Switchable multifunctional terahertz metamaterial with slow-light and absorption functions based on phase change materials

Abstract

Terahertz (THz) wave usually refers to the electromagnetic wave with a frequency between 0.1—10.0 THz. It has potential applications in wireless communication, biomedical image processing, nondestructive testing, military radar, and other fields. However, owing to function limitation of the natural material, multifunctional terahertz devices are difficult to design and fabricate, which becomes a bottleneck for THz technology. The emergence of metamaterials fills the gap in the electromagnetic materials in the THz frequency band, and now they are widely used in THz functional devices, such as THz modulators, THz absorbers, THz filters, THz sensors, and THz slow-light devices. However, the above-mentioned THz devices all have a single function. For practical application, multifunction integrated THz devices have broader application prospects. As is well known, the Ge₂Sb₂Te₅ (GST) is a typical phase transition material.
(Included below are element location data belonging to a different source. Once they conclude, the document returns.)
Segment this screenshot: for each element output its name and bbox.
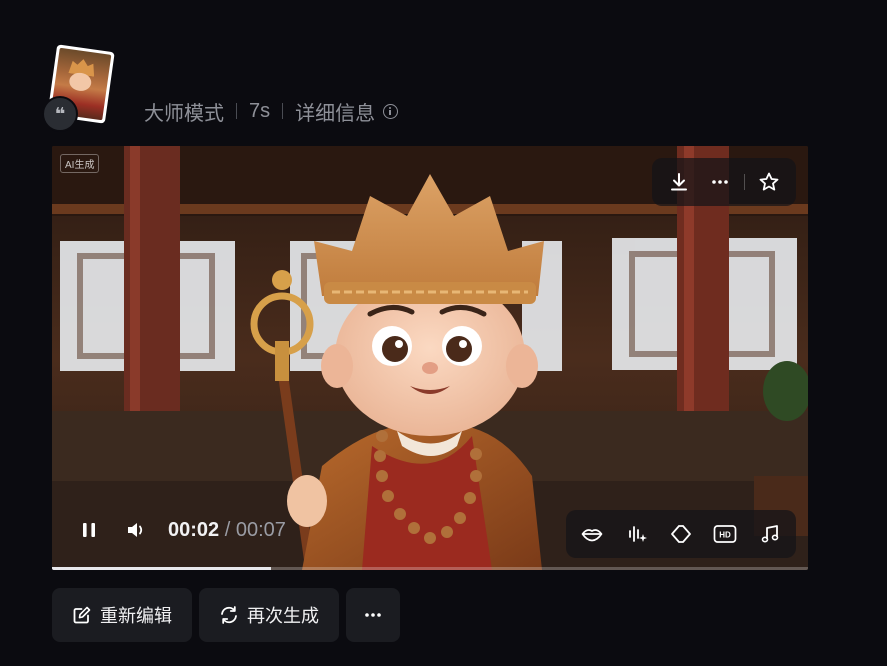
mode-label: 大师模式 — [144, 102, 224, 125]
more-icon[interactable] — [703, 165, 737, 199]
progress-bar[interactable] — [52, 567, 808, 570]
diamond-icon[interactable] — [664, 517, 698, 551]
bottom-toolbar: HD — [566, 510, 796, 558]
generation-meta: 大师模式 7s 详细信息 — [144, 96, 399, 126]
refresh-icon — [221, 606, 237, 624]
progress-fill — [52, 567, 272, 570]
hd-icon[interactable]: HD — [708, 517, 742, 551]
download-icon[interactable] — [662, 165, 696, 199]
divider — [744, 174, 746, 190]
quote-icon: ❝ — [42, 96, 78, 132]
time-display: 00:02 / 00:07 — [168, 519, 286, 542]
divider — [236, 103, 237, 119]
hd-label: HD — [720, 531, 732, 540]
re-edit-button[interactable]: 重新编辑 — [52, 588, 192, 642]
ai-generated-badge: AI生成 — [60, 154, 100, 173]
details-link[interactable]: 详细信息 — [295, 97, 375, 126]
edit-icon — [73, 606, 91, 624]
pause-icon[interactable] — [72, 513, 106, 547]
audio-sparkle-icon[interactable] — [620, 517, 654, 551]
divider — [282, 103, 284, 119]
time-separator: / — [224, 518, 231, 541]
quote-glyph: ❝ — [54, 104, 66, 124]
video-frame — [52, 146, 808, 570]
star-icon[interactable] — [752, 165, 786, 199]
video-player[interactable]: AI生成 00:02 / 00:07 HD — [52, 146, 808, 570]
regenerate-label: 再次生成 — [247, 606, 319, 626]
re-edit-label: 重新编辑 — [100, 606, 172, 626]
music-note-icon[interactable] — [753, 517, 787, 551]
more-actions-button[interactable] — [346, 588, 400, 642]
lips-icon[interactable] — [575, 517, 609, 551]
duration-label: 7s — [249, 99, 271, 122]
playback-controls: 00:02 / 00:07 — [72, 510, 286, 550]
current-time: 00:02 — [168, 518, 220, 541]
total-time: 00:07 — [235, 518, 286, 541]
volume-icon[interactable] — [120, 513, 154, 547]
top-toolbar — [652, 158, 796, 206]
action-bar: 重新编辑 再次生成 — [52, 588, 400, 642]
more-icon — [365, 613, 381, 617]
info-icon[interactable] — [383, 103, 399, 119]
regenerate-button[interactable]: 再次生成 — [199, 588, 339, 642]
Under excitation of light or electronic field, GST can realize a reversible phase transition between insulating state and metallic state. In order to achieve a switchable multifunctional THz device, in this work we design a THz metamaterial based on the phase transition material GST and realize a switchable function with slow-light and absorption functions. The THz metamaterial consists of a microstructure layer, which is composed of gold rings arranged periodically, and a GST thin film spaced by an SiO₂ dielectric layer. When GST is in an insulating state, the two gold rings are coupled to each other under the excitation of the THz pulse. Then, we can observe the EIT-like effect. The THz pulses propagating in the metamaterial we proposed can be slowed down, and a maximum group delay of the THz pulse can reach 3.6 ps. However, when GST is in a metallic state, we can observe two absorption peaks in the spectrum of the proposed THz metamaterial, and the absorption rate is 97% at a frequency of 0.365 THz and 100% at a frequency of 0.609 THz. Furthermore, we also investigate the polarization properties of the proposed THz metamaterial, and find that it has polarization insensitive characteristic. When the polarization angle of the incident THz light pulse changes from 0° to 90°, the slow-light and absorption properties of the THz metamaterial are unaffected. The proposed THz metamaterial has potential applications in THz biomedical image processing, THz optical switching, and THz optical buffer.